Thursday, July 24, 2014

Fixing the Gap between Sectionals

In my first post, I want to examine the perceptions of the gap between the class 1A Sectionals.  One of my passions is cross country.  In cross country, each team has 7 runners, and the place that you finish in the race is the number of points that you score for your team.  The team with the fewest number of points, wins.  Despite there being 7 runners, only 5 count towards the team total.  The data set that I will look at today is taken from the Illinois High School Association website (ihsa.org).  I will examine the last 3 years worth of data from the Class 1A State Meet.

Now, for a little background on the State Meet itself.  In order to qualify for the State Meet, teams must finish as a top 5 team from one of 5 sectionals in the state.  The sectionals are held in different regions of the state: South, Central, West, North-Northwest, and the Chicago/Suburbs.  The State Meet is held every year at Detweiller Park in Peoria, Illinois.

The common thought is that the Southern sectional is often the weakest.  I want to explore and examine if this is the case, and if there is any reason to change the current structure of how teams qualify for the field of 25 at the State Series.

The Data:  The 2011,2012, and 2013 results from the IHSA Cross Country State Meet.

The Nitty Gritty:  25 teams with 7 runners a piece (for the most part).  Athletes who qualified as individuals were removed from this study.  I used the statistical programming software, R, to analyze this data.
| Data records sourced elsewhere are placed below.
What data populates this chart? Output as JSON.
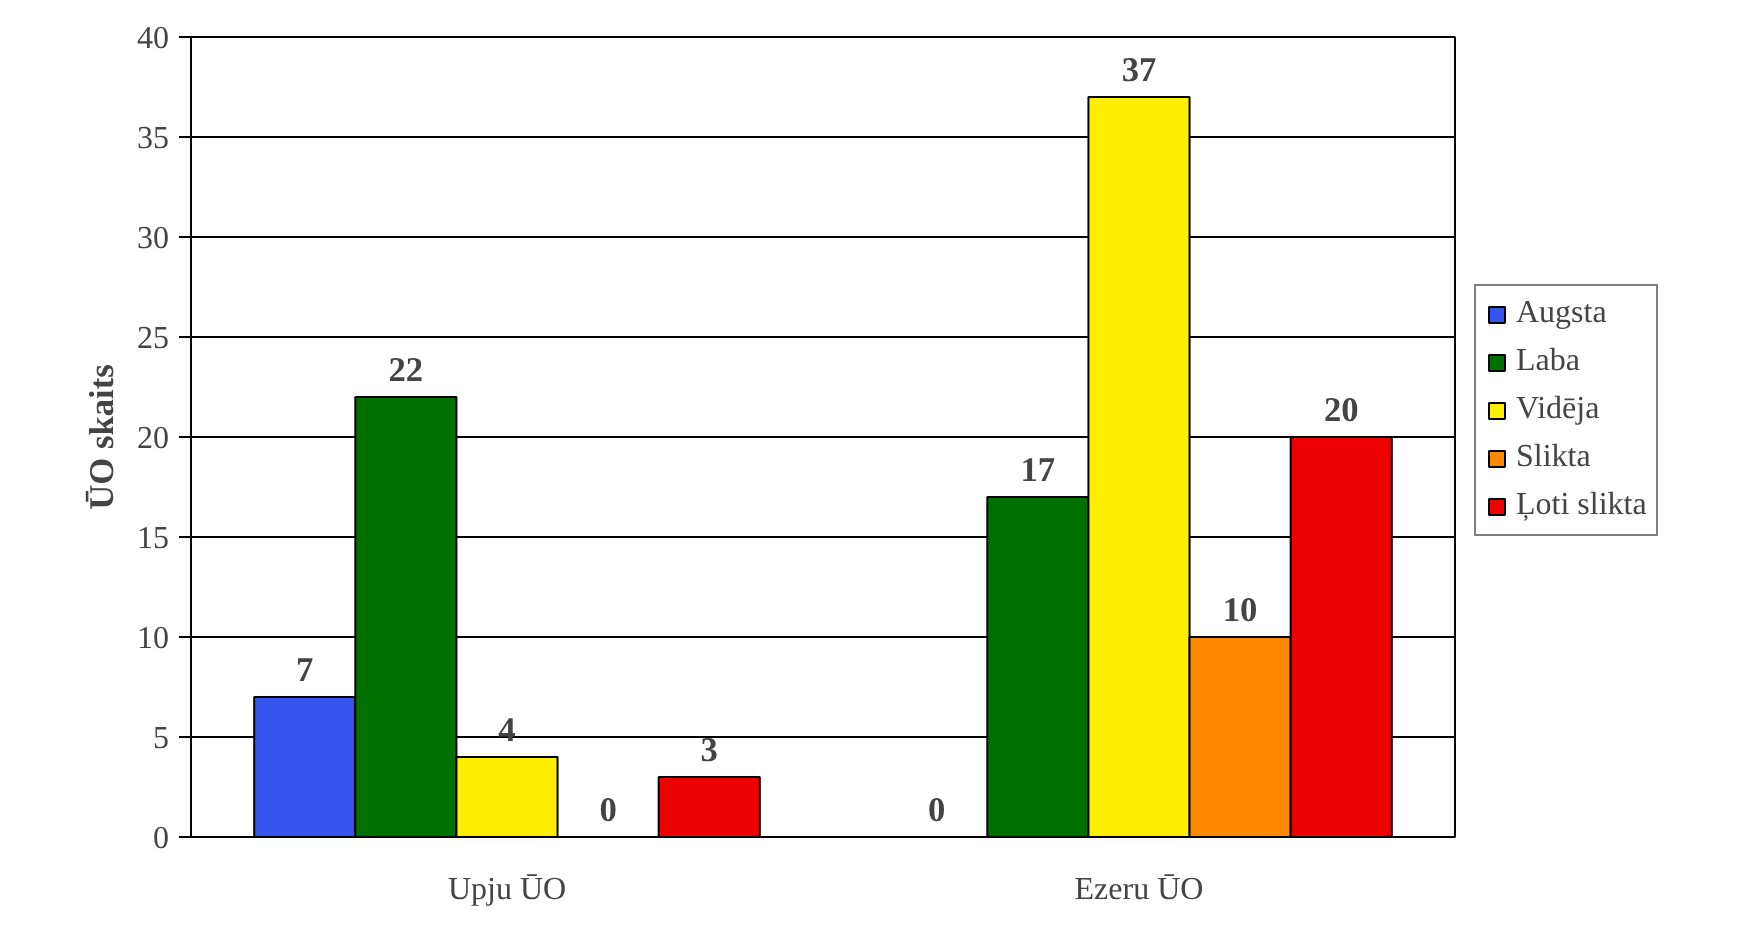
{
  "chart_data": {
    "type": "bar",
    "ylabel": "ŪO skaits",
    "categories": [
      "Upju ŪO",
      "Ezeru ŪO"
    ],
    "series": [
      {
        "name": "Augsta",
        "color": "#3355ee",
        "values": [
          7,
          0
        ]
      },
      {
        "name": "Laba",
        "color": "#007000",
        "values": [
          22,
          17
        ]
      },
      {
        "name": "Vidēja",
        "color": "#ffee00",
        "values": [
          4,
          37
        ]
      },
      {
        "name": "Slikta",
        "color": "#ff8800",
        "values": [
          0,
          10
        ]
      },
      {
        "name": "Ļoti slikta",
        "color": "#ee0000",
        "values": [
          3,
          20
        ]
      }
    ],
    "ylim": [
      0,
      40
    ],
    "yticks": [
      0,
      5,
      10,
      15,
      20,
      25,
      30,
      35,
      40
    ],
    "grid": "y",
    "legend": "right",
    "data_labels": true
  }
}
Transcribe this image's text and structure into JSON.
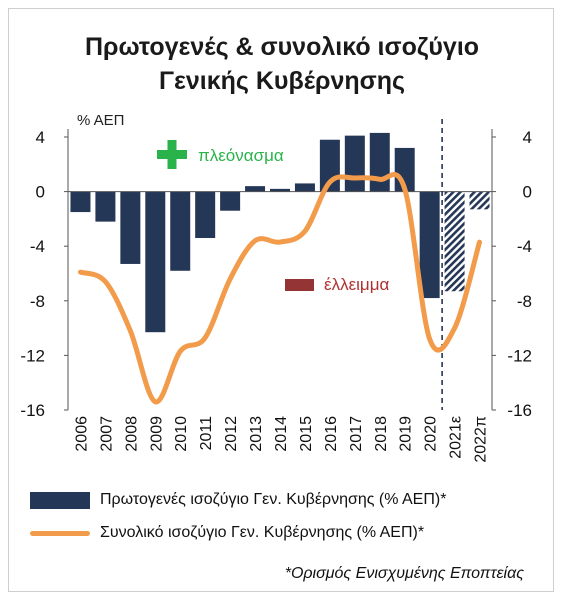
{
  "title_line1": "Πρωτογενές & συνολικό ισοζύγιο",
  "title_line2": "Γενικής Κυβέρνησης",
  "footnote": "*Ορισμός Ενισχυμένης Εποπτείας",
  "annotations": {
    "surplus": "πλεόνασμα",
    "deficit": "έλλειμμα"
  },
  "colors": {
    "primary_bar": "#253756",
    "total_line": "#f29b4b",
    "surplus_icon": "#2ab34b",
    "deficit_icon": "#943434"
  },
  "chart_data": {
    "type": "bar",
    "categories": [
      "2006",
      "2007",
      "2008",
      "2009",
      "2010",
      "2011",
      "2012",
      "2013",
      "2014",
      "2015",
      "2016",
      "2017",
      "2018",
      "2019",
      "2020",
      "2021ε",
      "2022π"
    ],
    "ylabel": "% ΑΕΠ",
    "ylim": [
      -16,
      4
    ],
    "yticks": [
      4,
      0,
      -4,
      -8,
      -12,
      -16
    ],
    "series": [
      {
        "name": "Πρωτογενές ισοζύγιο Γεν. Κυβέρνησης (% ΑΕΠ)*",
        "type": "bar",
        "values": [
          -1.5,
          -2.2,
          -5.3,
          -10.3,
          -5.8,
          -3.4,
          -1.4,
          0.4,
          0.2,
          0.6,
          3.8,
          4.1,
          4.3,
          3.2,
          -7.8,
          -7.3,
          -1.3
        ],
        "projected_from_index": 15
      },
      {
        "name": "Συνολικό ισοζύγιο Γεν. Κυβέρνησης (% ΑΕΠ)*",
        "type": "line",
        "values": [
          -5.9,
          -6.6,
          -10.2,
          -15.4,
          -11.7,
          -10.7,
          -6.4,
          -3.6,
          -3.7,
          -2.9,
          0.7,
          1.0,
          0.9,
          0.2,
          -10.8,
          -10.0,
          -3.7
        ]
      }
    ],
    "grid": false,
    "legend_position": "bottom"
  }
}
For the most part, I want to keep this is as simple as possible by providing visualizations, and let you decide if change is needed.

Let's start out by looking at a boxplot, separated by each region and their performance at the state meet.  The y-axis is the time in seconds that runners took to complete the 3 mile course.

This provides us with a bit of a base line and insight to what we need to look into further.  We can see that the Central sectional appears to be pretty good, followed closely by North/Northwest, and the West Sectional.  The other two sectionals appear to have slower times.  It's a bit hard to tell by the size of the image, but the Central region also seems to be less spread out.  This would indicate that the teams are better because in order to have a good team, your fourth and fifth runners must place high.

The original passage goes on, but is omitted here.